To us mere mortals, the story of Scrooge keeps repeating itself in every corner of the word, in every household, in all walks of life.

Yet, the event that the whole world – and not just Christians – celebrates tonight should give us hope and put us on the right track to realise that mankind destroys itself when it refuses to acknowledge itself and accept to be tolerant, inclusive and humble.

For Christians this is the beginning of the story leading to salvation. The birth of the son of a virgin, young mother who would grow up to offer everybody the opportunity to eventually join the Kingdom of Heaven.

But even for non-believers, the event brings joy. For a birth is a new beginning, with its promises of hope, success and reward, a new life that, true, will have its ups as well as its downs. But mutual respect, dignity and tolerance can win the day and surmount all obstacles.

In the Bible the angels sing: “Glory to God in the highest heaven and on earth peace to those on whom His favour rests”.

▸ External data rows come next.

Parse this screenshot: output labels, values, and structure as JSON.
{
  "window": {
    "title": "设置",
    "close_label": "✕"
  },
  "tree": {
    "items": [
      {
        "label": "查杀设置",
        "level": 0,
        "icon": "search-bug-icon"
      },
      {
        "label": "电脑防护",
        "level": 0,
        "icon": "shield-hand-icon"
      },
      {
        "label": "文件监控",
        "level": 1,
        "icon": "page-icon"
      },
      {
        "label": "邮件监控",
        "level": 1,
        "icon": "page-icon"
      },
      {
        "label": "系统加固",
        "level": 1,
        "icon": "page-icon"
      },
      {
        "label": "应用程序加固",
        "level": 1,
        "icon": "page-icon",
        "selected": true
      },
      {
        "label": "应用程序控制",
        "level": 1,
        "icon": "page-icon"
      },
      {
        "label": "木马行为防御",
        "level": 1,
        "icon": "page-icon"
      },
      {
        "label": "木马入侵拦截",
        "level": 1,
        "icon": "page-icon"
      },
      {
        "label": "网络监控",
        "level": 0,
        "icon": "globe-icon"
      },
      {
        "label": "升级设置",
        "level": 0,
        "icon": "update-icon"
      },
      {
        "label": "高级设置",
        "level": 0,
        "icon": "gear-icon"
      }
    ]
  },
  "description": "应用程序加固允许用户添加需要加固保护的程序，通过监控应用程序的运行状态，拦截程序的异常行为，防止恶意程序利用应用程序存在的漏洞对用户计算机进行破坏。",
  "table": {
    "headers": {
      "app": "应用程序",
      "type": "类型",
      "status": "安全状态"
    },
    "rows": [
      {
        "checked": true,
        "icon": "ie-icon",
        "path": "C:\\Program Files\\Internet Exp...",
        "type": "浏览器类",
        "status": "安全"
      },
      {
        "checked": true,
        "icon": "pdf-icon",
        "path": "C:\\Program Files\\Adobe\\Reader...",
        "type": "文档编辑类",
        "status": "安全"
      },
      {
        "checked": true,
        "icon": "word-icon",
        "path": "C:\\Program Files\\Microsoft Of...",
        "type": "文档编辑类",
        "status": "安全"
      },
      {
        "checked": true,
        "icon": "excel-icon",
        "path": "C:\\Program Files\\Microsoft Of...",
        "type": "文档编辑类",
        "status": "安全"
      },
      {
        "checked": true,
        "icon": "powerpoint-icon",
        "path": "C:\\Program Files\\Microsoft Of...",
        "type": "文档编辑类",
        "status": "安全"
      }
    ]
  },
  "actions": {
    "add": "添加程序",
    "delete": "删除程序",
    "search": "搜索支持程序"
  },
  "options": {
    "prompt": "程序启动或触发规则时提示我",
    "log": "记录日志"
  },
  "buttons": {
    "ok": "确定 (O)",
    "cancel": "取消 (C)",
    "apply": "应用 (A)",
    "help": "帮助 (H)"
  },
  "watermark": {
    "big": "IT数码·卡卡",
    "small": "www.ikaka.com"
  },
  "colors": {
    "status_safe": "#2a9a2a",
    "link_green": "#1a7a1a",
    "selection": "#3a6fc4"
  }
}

This is how John Lennon puts it in his hit Happy Christmas (War Is Over “And so happy Christmas (war is over). For black and for white (if you want it). For yellow and red ones (war is over). Let’s stop all the fight (now).”

Young Leah, enjoying a wonderful Christmas, the ladies who fought breast cancer and won and Ms Mifsud, who proved that where there is a will there is a way, are some of the living examples of hope and of man’s ability to win over pain and sorrow.

They may well be the spirits of Christmas present that will propel us to Christmas future and, like Scrooge, in the last stave of Dickens’s masterpiece, cry out: “I am as light as a feather, I am as happy as an angel, I am as merry as a schoolboy. I am as giddy as a drunken man. A merry Christmas to everybody!”